Sous un soleil chargé de poussière, les engins s’activent sur le boulevard Omar Ibn Al Khattab à Sidi Moumen, en pleine transformation. Un chantier d’envergure qui marque, pour les habitants de Sidi Moumen, l’aboutissement d’un long combat mené par la société civile pour ouvrir cet axe stratégique resté longtemps à l’abandon.
«Cela fait des années que nous demandons l’ouverture de cette route», lâche Mohamed Kourti, acteur associatif du quartier, en observant les travaux. «Avant, les commerces étaient comme morts. Tout était fermé, il n’y avait ni passage ni activité», décrit-il. Autour de lui, quelques rideaux métalliques à moitié levés témoignent encore de cela.
Il y a encore peu, toute cette zone- de la colline verte jusqu’à Anassi- n’était qu’un vaste terrain poussiéreux. Pas d’aménagement digne de ce nom, peu d’éclairage, et un sentiment d’abandon partagé. «Le soir, c’était compliqué. Entre les chiens errants et l’obscurité, même la sécurité posait problème», raconte-t-il. Dans ces conditions, difficile pour les habitants de se projeter, encore moins pour les commerçants de faire vivre leurs activités.

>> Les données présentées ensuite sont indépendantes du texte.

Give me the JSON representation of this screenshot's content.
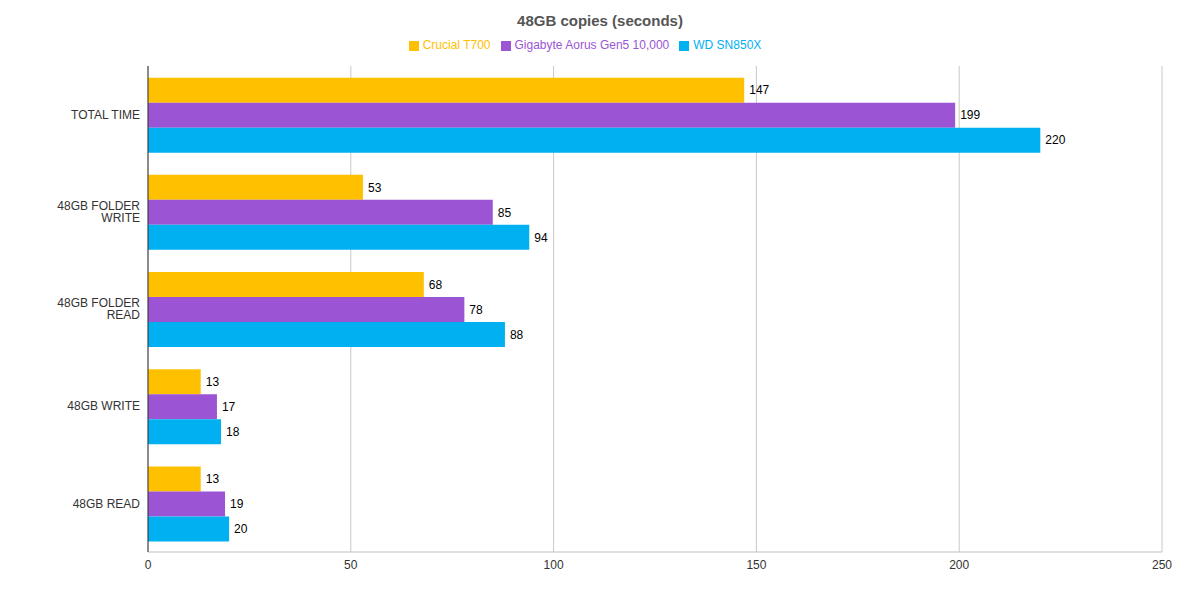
{
  "chart_data": {
    "type": "bar",
    "title": "48GB copies (seconds)",
    "orientation": "horizontal",
    "categories": [
      "TOTAL TIME",
      "48GB FOLDER WRITE",
      "48GB FOLDER READ",
      "48GB WRITE",
      "48GB READ"
    ],
    "series": [
      {
        "name": "Crucial T700",
        "color": "#ffc000",
        "values": [
          147,
          53,
          68,
          13,
          13
        ]
      },
      {
        "name": "Gigabyte Aorus Gen5 10,000",
        "color": "#9b55d4",
        "values": [
          199,
          85,
          78,
          17,
          19
        ]
      },
      {
        "name": "WD SN850X",
        "color": "#00b0f0",
        "values": [
          220,
          94,
          88,
          18,
          20
        ]
      }
    ],
    "xlim": [
      0,
      250
    ],
    "xticks": [
      0,
      50,
      100,
      150,
      200,
      250
    ],
    "grid": true,
    "legend": "top",
    "data_labels": true
  }
}
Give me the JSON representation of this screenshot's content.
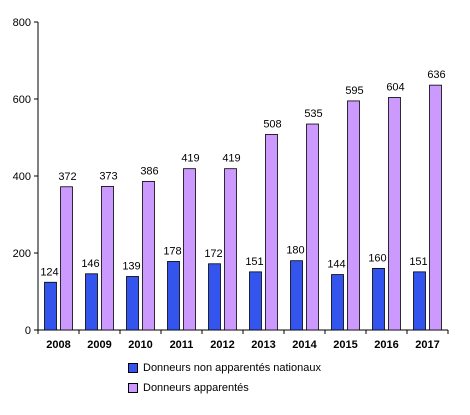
{
  "chart_data": {
    "type": "bar",
    "categories": [
      "2008",
      "2009",
      "2010",
      "2011",
      "2012",
      "2013",
      "2014",
      "2015",
      "2016",
      "2017"
    ],
    "series": [
      {
        "name": "Donneurs non apparentés nationaux",
        "values": [
          124,
          146,
          139,
          178,
          172,
          151,
          180,
          144,
          160,
          151
        ],
        "color": "#3355ee"
      },
      {
        "name": "Donneurs apparentés",
        "values": [
          372,
          373,
          386,
          419,
          419,
          508,
          535,
          595,
          604,
          636
        ],
        "color": "#cc99ff"
      }
    ],
    "ylim": [
      0,
      800
    ],
    "yticks": [
      0,
      200,
      400,
      600,
      800
    ],
    "grid": false,
    "legend_position": "bottom"
  }
}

Aujourd’hui, le chantier est bien lancé. Si les travaux génèrent leur lot de désagréments- poussière, bruit des engins, embouteillage et perturbations du quotidien- les habitants se montrent compréhensifs. «C’est pour l’intérêt général. Les gens peuvent patienter quelques mois, car après, cela profitera à tout le monde», estime Mohamed Kourti. «Cela va relancer l’économie, améliorer la circulation et donner une vraie vie au quartier», poursuit-il.
Travaux d'aménagement du boulevard Omar Ibn Al Khattab à Sidi Moumen (S.Belghiti/Le360).

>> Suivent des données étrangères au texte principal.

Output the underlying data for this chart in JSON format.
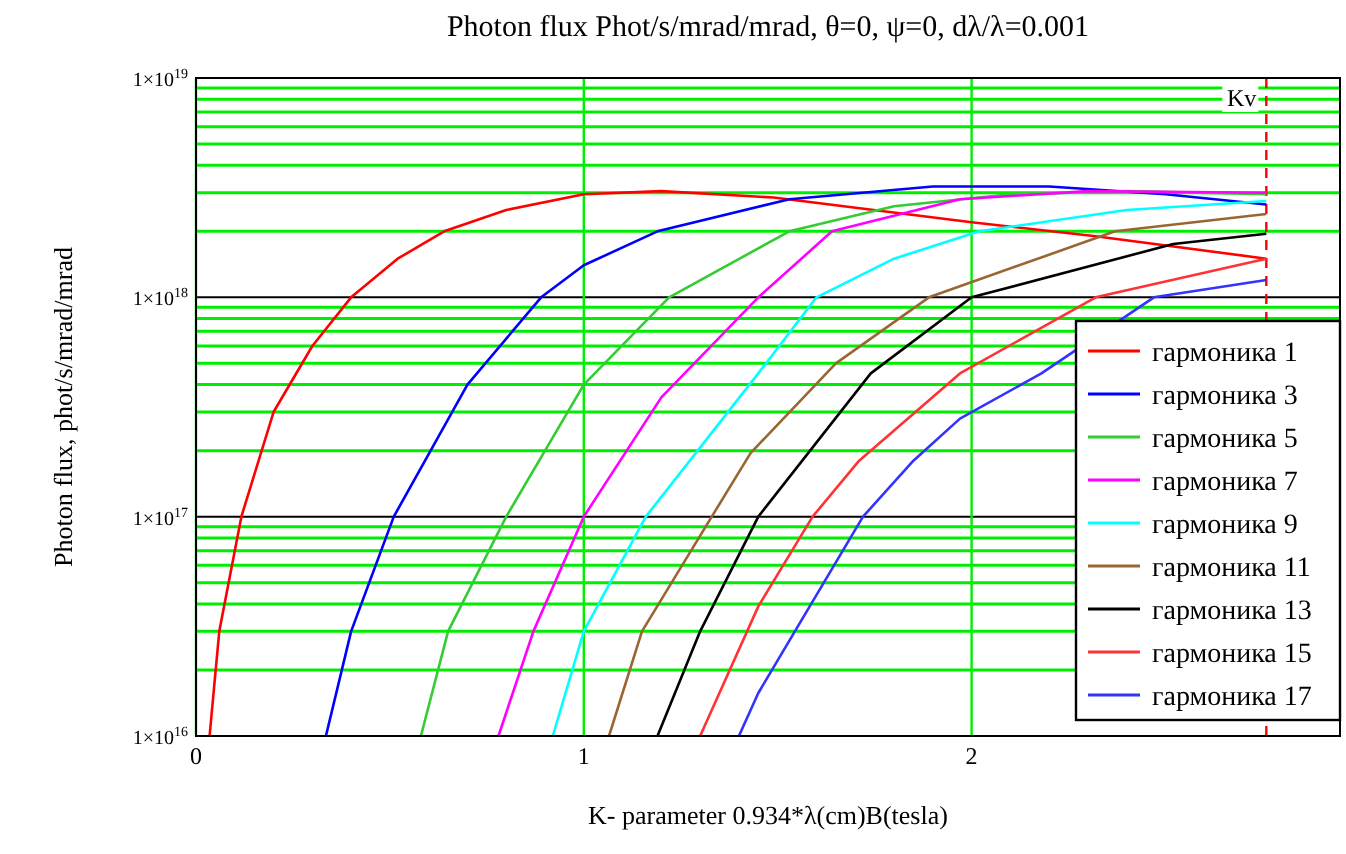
{
  "chart_data": {
    "type": "line",
    "title": "Photon flux Phot/s/mrad/mrad, θ=0, ψ=0, dλ/λ=0.001",
    "xlabel": "K- parameter 0.934*λ(cm)B(tesla)",
    "ylabel": "Photon flux, phot/s/mrad/mrad",
    "log": "y",
    "grid": true,
    "legend": "bottom right",
    "line_style": "solid",
    "xlim": [
      0,
      2.95
    ],
    "xticks": [
      0,
      1,
      2
    ],
    "ylim": [
      1e+16,
      1e+19
    ],
    "yticks": [
      {
        "value": 1e+16,
        "label": "1×10$^{16}$"
      },
      {
        "value": 2e+16,
        "label": null
      },
      {
        "value": 3e+16,
        "label": null
      },
      {
        "value": 4e+16,
        "label": null
      },
      {
        "value": 5e+16,
        "label": null
      },
      {
        "value": 6e+16,
        "label": null
      },
      {
        "value": 7e+16,
        "label": null
      },
      {
        "value": 8e+16,
        "label": null
      },
      {
        "value": 9e+16,
        "label": null
      },
      {
        "value": 1e+17,
        "label": "1×10$^{17}$"
      },
      {
        "value": 2e+17,
        "label": null
      },
      {
        "value": 3e+17,
        "label": null
      },
      {
        "value": 4e+17,
        "label": null
      },
      {
        "value": 5e+17,
        "label": null
      },
      {
        "value": 6e+17,
        "label": null
      },
      {
        "value": 7e+17,
        "label": null
      },
      {
        "value": 8e+17,
        "label": null
      },
      {
        "value": 9e+17,
        "label": null
      },
      {
        "value": 1e+18,
        "label": "1×10$^{18}$"
      },
      {
        "value": 2e+18,
        "label": null
      },
      {
        "value": 3e+18,
        "label": null
      },
      {
        "value": 4e+18,
        "label": null
      },
      {
        "value": 5e+18,
        "label": null
      },
      {
        "value": 6e+18,
        "label": null
      },
      {
        "value": 7e+18,
        "label": null
      },
      {
        "value": 8e+18,
        "label": null
      },
      {
        "value": 9e+18,
        "label": null
      },
      {
        "value": 1e+19,
        "label": "1×10$^{19}$"
      }
    ],
    "ref_lines": [
      {
        "axis": "x",
        "value": 2.76,
        "label": "Kv",
        "color": "#ff0000",
        "line_style": "dashed"
      }
    ],
    "series": [
      {
        "name": "гармоника 1",
        "color": "#ff0000",
        "x": [
          0.035,
          0.06,
          0.117,
          0.2,
          0.3,
          0.4,
          0.52,
          0.64,
          0.8,
          1.0,
          1.2,
          1.49,
          2.0,
          2.32,
          2.76
        ],
        "values": [
          1e+16,
          3e+16,
          1e+17,
          3e+17,
          6e+17,
          1e+18,
          1.5e+18,
          2e+18,
          2.5e+18,
          2.95e+18,
          3.05e+18,
          2.85e+18,
          2.2e+18,
          1.9e+18,
          1.5e+18
        ]
      },
      {
        "name": "гармоника 3",
        "color": "#0000ff",
        "x": [
          0.335,
          0.4,
          0.51,
          0.7,
          0.89,
          1.0,
          1.19,
          1.53,
          1.9,
          2.2,
          2.5,
          2.76
        ],
        "values": [
          1e+16,
          3e+16,
          1e+17,
          4e+17,
          1e+18,
          1.4e+18,
          2e+18,
          2.8e+18,
          3.2e+18,
          3.2e+18,
          2.95e+18,
          2.65e+18
        ]
      },
      {
        "name": "гармоника 5",
        "color": "#33cc33",
        "x": [
          0.58,
          0.65,
          0.8,
          1.0,
          1.22,
          1.53,
          1.8,
          2.1,
          2.4,
          2.76
        ],
        "values": [
          1e+16,
          3e+16,
          1e+17,
          4e+17,
          1e+18,
          2e+18,
          2.6e+18,
          2.95e+18,
          3.05e+18,
          2.95e+18
        ]
      },
      {
        "name": "гармоника 7",
        "color": "#ff00ff",
        "x": [
          0.78,
          0.87,
          1.0,
          1.2,
          1.45,
          1.64,
          1.97,
          2.3,
          2.76
        ],
        "values": [
          1e+16,
          3e+16,
          1e+17,
          3.5e+17,
          1e+18,
          2e+18,
          2.8e+18,
          3.05e+18,
          3e+18
        ]
      },
      {
        "name": "гармоника 9",
        "color": "#00ffff",
        "x": [
          0.92,
          1.0,
          1.16,
          1.45,
          1.6,
          1.8,
          2.02,
          2.4,
          2.76
        ],
        "values": [
          1e+16,
          3e+16,
          1e+17,
          4.5e+17,
          1e+18,
          1.5e+18,
          2e+18,
          2.5e+18,
          2.75e+18
        ]
      },
      {
        "name": "гармоника 11",
        "color": "#996633",
        "x": [
          1.065,
          1.15,
          1.33,
          1.43,
          1.65,
          1.89,
          2.37,
          2.76
        ],
        "values": [
          1e+16,
          3e+16,
          1e+17,
          1.95e+17,
          5e+17,
          1e+18,
          2e+18,
          2.4e+18
        ]
      },
      {
        "name": "гармоника 13",
        "color": "#000000",
        "x": [
          1.19,
          1.3,
          1.45,
          1.74,
          2.0,
          2.52,
          2.76
        ],
        "values": [
          1e+16,
          3e+16,
          1e+17,
          4.5e+17,
          1e+18,
          1.75e+18,
          1.95e+18
        ]
      },
      {
        "name": "гармоника 15",
        "color": "#ff3333",
        "x": [
          1.3,
          1.45,
          1.59,
          1.71,
          1.97,
          2.32,
          2.76
        ],
        "values": [
          1e+16,
          3.9e+16,
          1e+17,
          1.8e+17,
          4.5e+17,
          1e+18,
          1.5e+18
        ]
      },
      {
        "name": "гармоника 17",
        "color": "#3333ff",
        "x": [
          1.4,
          1.45,
          1.72,
          1.85,
          1.97,
          2.18,
          2.47,
          2.76
        ],
        "values": [
          1e+16,
          1.57e+16,
          1e+17,
          1.8e+17,
          2.8e+17,
          4.5e+17,
          1e+18,
          1.2e+18
        ]
      }
    ]
  }
}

Mais cette dynamique positive n’empêche pas certaines critiques et propositions. Les habitants estiment que la largeur de la route reste insuffisante. «Il aurait fallu élargir davantage les voies, à droite comme à gauche», souligne-t-il. D’autres plaident pour un aménagement plus ambitieux de l’espace central du boulevard. «On ne veut pas d’un espace vide avec seulement des bancs. Il faut des équipements de proximité: des terrains de sport, des espaces pour les familles et les enfants», insiste-t-il.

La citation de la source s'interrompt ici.